Inside it is very much a modern BMW, with high quality materials and excellent build quality, but the huge screen (well, two screens cleverly pretending to be one...) that dominates the dash marks it out as something a bit more special.
And, of course, it is a bit more special than an ordinary 4 Series, because under that 4 Series skin lies an 83.9kWh battery with a WLTP-tested range of up to 465km with electric motors front and rear. This does mean that, because this is essentially an electrified ICE model and the extra electric bits and pieces have to go where the engine used to go, there’s no frunk here.
Still, this particular i4 has an all-important letter stuck on its rump as well that also denotes something even more special. Namely, an M.
The M50 is the hottest version of the i4 you can currently get with AWD courtesy of two electric motors and some serious shove. Like its ICE equivalents, the fact that there are two numbers following the M means it isn’t quite a full-blown M car (they only get one; M3, M4, etc), but the fact it pumps out a healthy 400kW and 795Nm and will rocket to 100km/h from a standing start in 3.9 seconds means it is not that far off.
In fact, the i4 M50 is actually more powerful than the roughly-equivalent M3 Competition xDrive (AWD, four-doors) which ‘only’ packs 375kW and 650Nm, although it is slightly slower to 100km/h (the M3 does it in 3.5 seconds) by virtue of the fact that it weighs a fairly hefty 435kg more, thanks to its batteries.
But that extra weight melts into insignificance when you hammer the throttle pedal in the M50 and it smashes forward at what can honestly be described as “an alarming rate”. The M50 is brutally, violently fast off the line, with the same sort of internal-organ rearranging force of a Tesla Model 3 Performance, but with the dynamic polish of a BMW.

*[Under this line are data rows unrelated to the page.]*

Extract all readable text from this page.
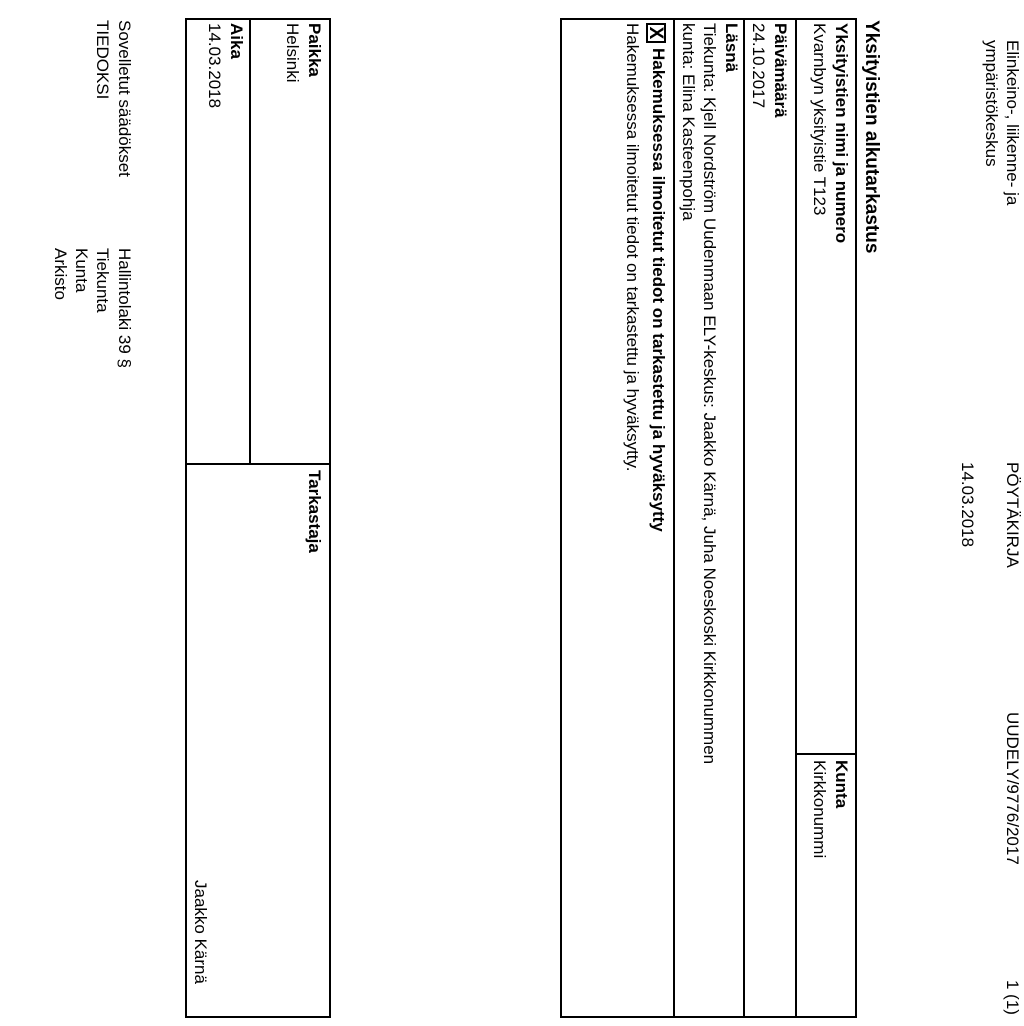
Elinkeino-, liikenne- ja
ympäristökeskus
PÖYTÄKIRJA
14.03.2018
UUDELY/9776/2017
1 (1)
Yksityistien alkutarkastus
Yksityistien nimi ja numero
Kvarnbyn yksityistie T123
Kunta
Kirkkonummi
Päivämäärä
24.10.2017
Läsnä
Tiekunta: Kjell Nordström Uudenmaan ELY-keskus: Jaakko Kärnä, Juha Noeskoski Kirkkonummen
kunta: Elina Kasteenpohja
XHakemuksessa ilmoitetut tiedot on tarkastettu ja hyväksytty
Hakemuksessa ilmoitetut tiedot on tarkastettu ja hyväksytty.
Paikka
Helsinki
Aika
14.03.2018
Tarkastaja
Jaakko Kärnä
Sovelletut säädökset
Hallintolaki 39 §
TIEDOKSI
Tiekunta
Kunta
Arkisto
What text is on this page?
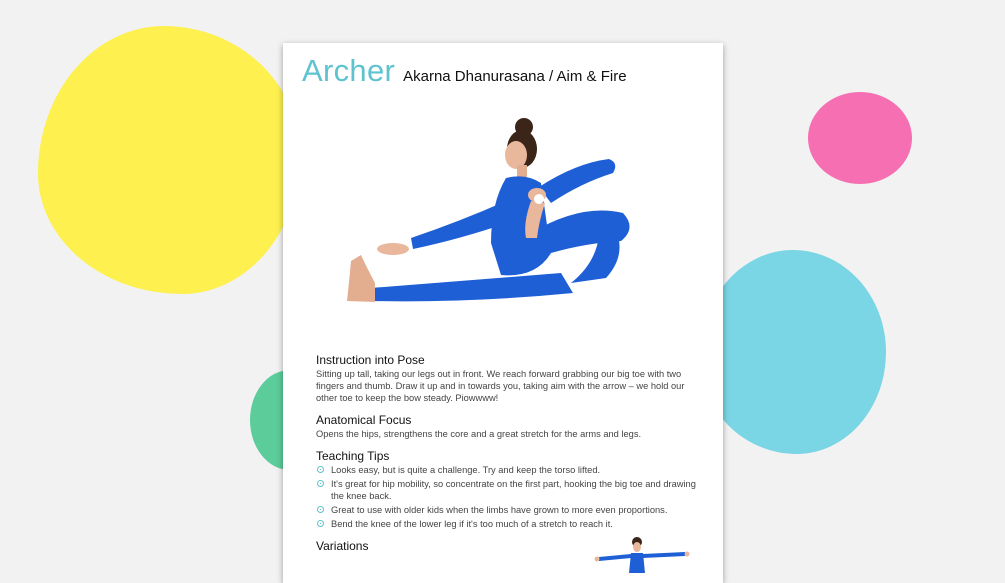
Archer Akarna Dhanurasana / Aim & Fire
Instruction into Pose

Sitting up tall, taking our legs out in front. We reach forward grabbing our big toe with two fingers and thumb. Draw it up and in towards you, taking aim with the arrow – we hold our other toe to keep the bow steady. Piowwww!

Anatomical Focus

Opens the hips, strengthens the core and a great stretch for the arms and legs.

Teaching Tips
Looks easy, but is quite a challenge. Try and keep the torso lifted.
It's great for hip mobility, so concentrate on the first part, hooking the big toe and drawing the knee back.
Great to use with older kids when the limbs have grown to more even proportions.
Bend the knee of the lower leg if it's too much of a stretch to reach it.
Variations
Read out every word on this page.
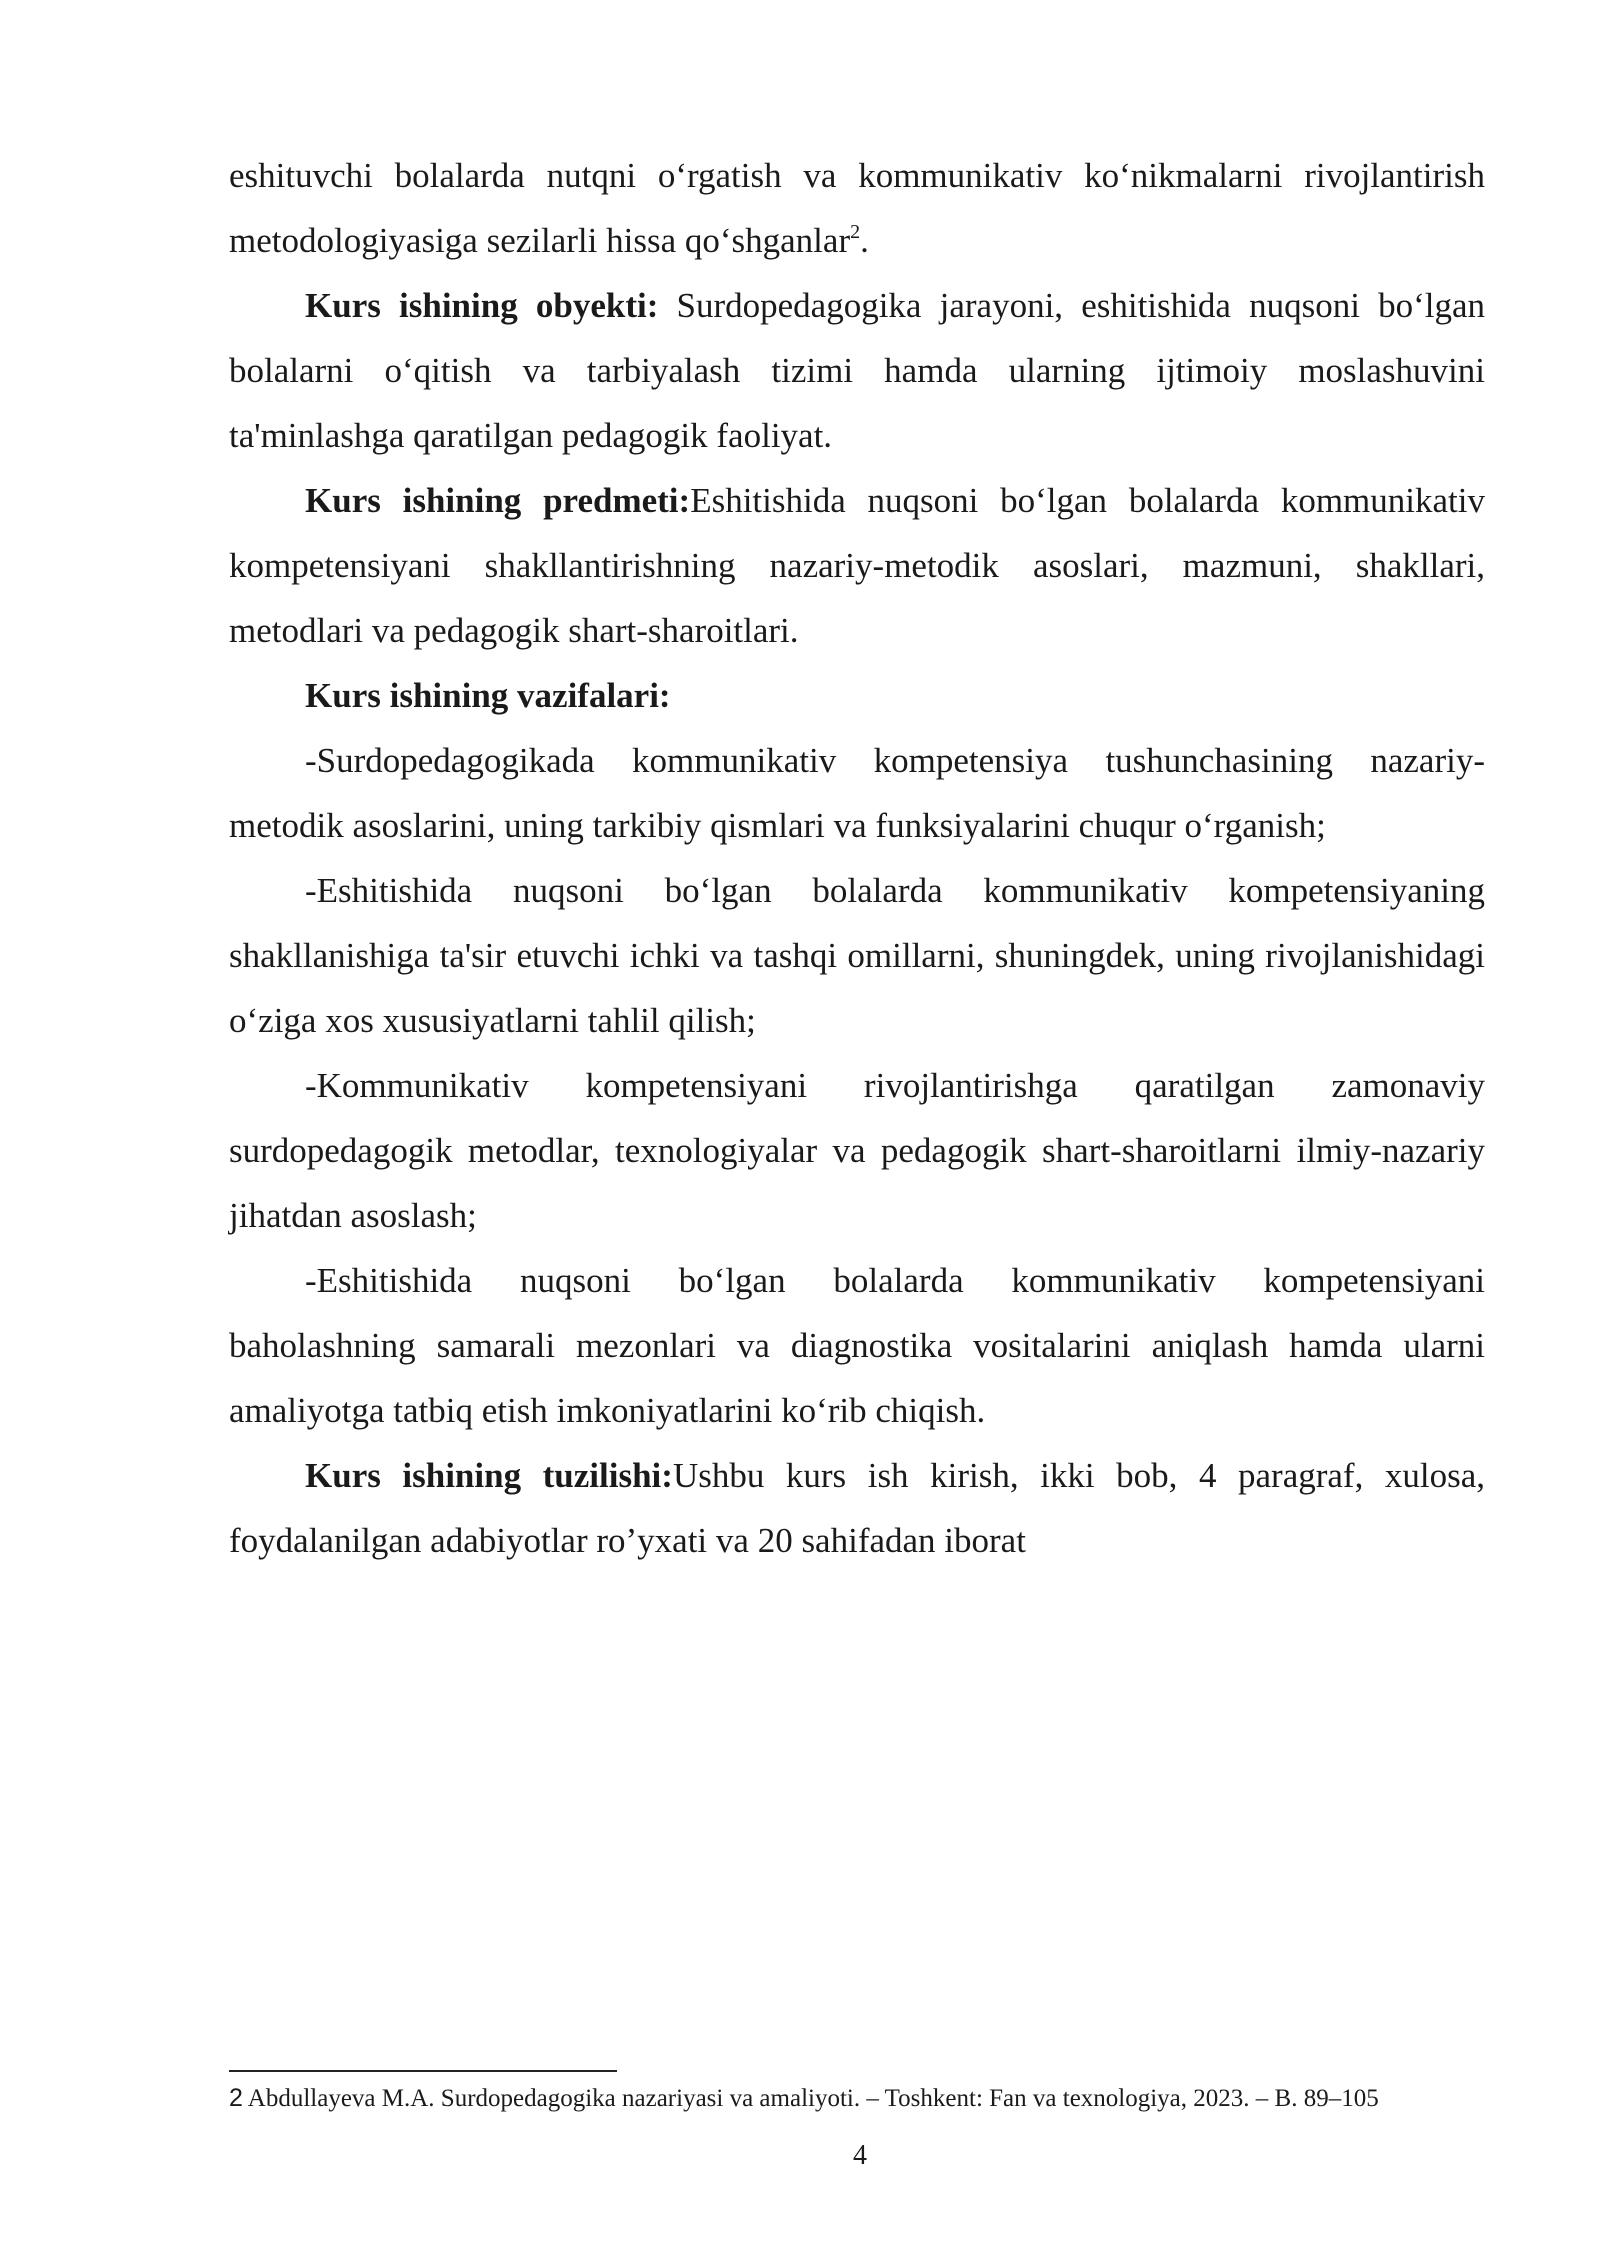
eshituvchi bolalarda nutqni o‘rgatish va kommunikativ ko‘nikmalarni rivojlantirish metodologiyasiga sezilarli hissa qo‘shganlar$^2$.

Kurs ishining obyekti: Surdopedagogika jarayoni, eshitishida nuqsoni bo‘lgan bolalarni o‘qitish va tarbiyalash tizimi hamda ularning ijtimoiy moslashuvini ta'minlashga qaratilgan pedagogik faoliyat.

Kurs ishining predmeti:Eshitishida nuqsoni bo‘lgan bolalarda kommunikativ kompetensiyani shakllantirishning nazariy-metodik asoslari, mazmuni, shakllari, metodlari va pedagogik shart-sharoitlari.

Kurs ishining vazifalari:

-Surdopedagogikada kommunikativ kompetensiya tushunchasining nazariy-metodik asoslarini, uning tarkibiy qismlari va funksiyalarini chuqur o‘rganish;

-Eshitishida nuqsoni bo‘lgan bolalarda kommunikativ kompetensiyaning shakllanishiga ta'sir etuvchi ichki va tashqi omillarni, shuningdek, uning rivojlanishidagi o‘ziga xos xususiyatlarni tahlil qilish;

-Kommunikativ kompetensiyani rivojlantirishga qaratilgan zamonaviy surdopedagogik metodlar, texnologiyalar va pedagogik shart-sharoitlarni ilmiy-nazariy jihatdan asoslash;

-Eshitishida nuqsoni bo‘lgan bolalarda kommunikativ kompetensiyani baholashning samarali mezonlari va diagnostika vositalarini aniqlash hamda ularni amaliyotga tatbiq etish imkoniyatlarini ko‘rib chiqish.

Kurs ishining tuzilishi:Ushbu kurs ish kirish, ikki bob, 4 paragraf, xulosa, foydalanilgan adabiyotlar ro’yxati va 20 sahifadan iborat

2 Abdullayeva M.A. Surdopedagogika nazariyasi va amaliyoti. – Toshkent: Fan va texnologiya, 2023. – B. 89–105
4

And, yes, it even has a distinct RWD bias to its aggressive performance, with the rear regularly giving an enthusiastic wag out of corners and under heavy acceleration. This, of course is clearly intentionally dialed in by BMW, as there is simply no reason an AWD EV would do this, except purely for fun. Kudos to BMW for that...
The steering is as sharply accurate and communicative as most modern BMWs (which is actually damning with faint praise, as most modern BMWs are still ever-so-slightly distant in that second regard) and the extra weight is not really all that noticeable in the real world.
So, brutally fast, impressively agile and highly equipped, the BMW i4 is pretty much the perfect BEV, right?
Well, not quite, as there is one fly in that ointment in the form of the I4’s Euro NCAP safety rating. When the 3 and 4 Series were tested back in 2019 they breezed through with full five-star ratings from the safety body, but when the i4 went through the system three years later, it didn’t make top marks, only scoring a disappointing four stars.
Why? Well, while the i4 uses the same safety assists as the 3 and 4 Series, that three years makes a difference as NCAP testing has got tougher in that time. Basically, the i4 is as safe as the ICE variants, it’s just that they probably wouldn’t get five stars now either...
Whether that actually bothers you or not is subjective, but it is a strange oversight from BMW that it got caught out – I mean, you shouldn’t really be caught out by shifting goalposts if they are always moving at a constant speed in the same direction...
And it could well be quite a costly oversight too, considering the i4 smacks right up against the Tesla Model 3, which is widely considered to be one of the safest cars in its segment, and the Polestar 2 which sprang from the loins of safety pioneer Volvo.
The i4 M50 is a truly fantastic car to throw down a winding road, which neither of those competitors can manage to claim quite as convincingly, but as such asks a question of potential buyers; does a single safety star mean more to you than an engaging and thrilling driving experience?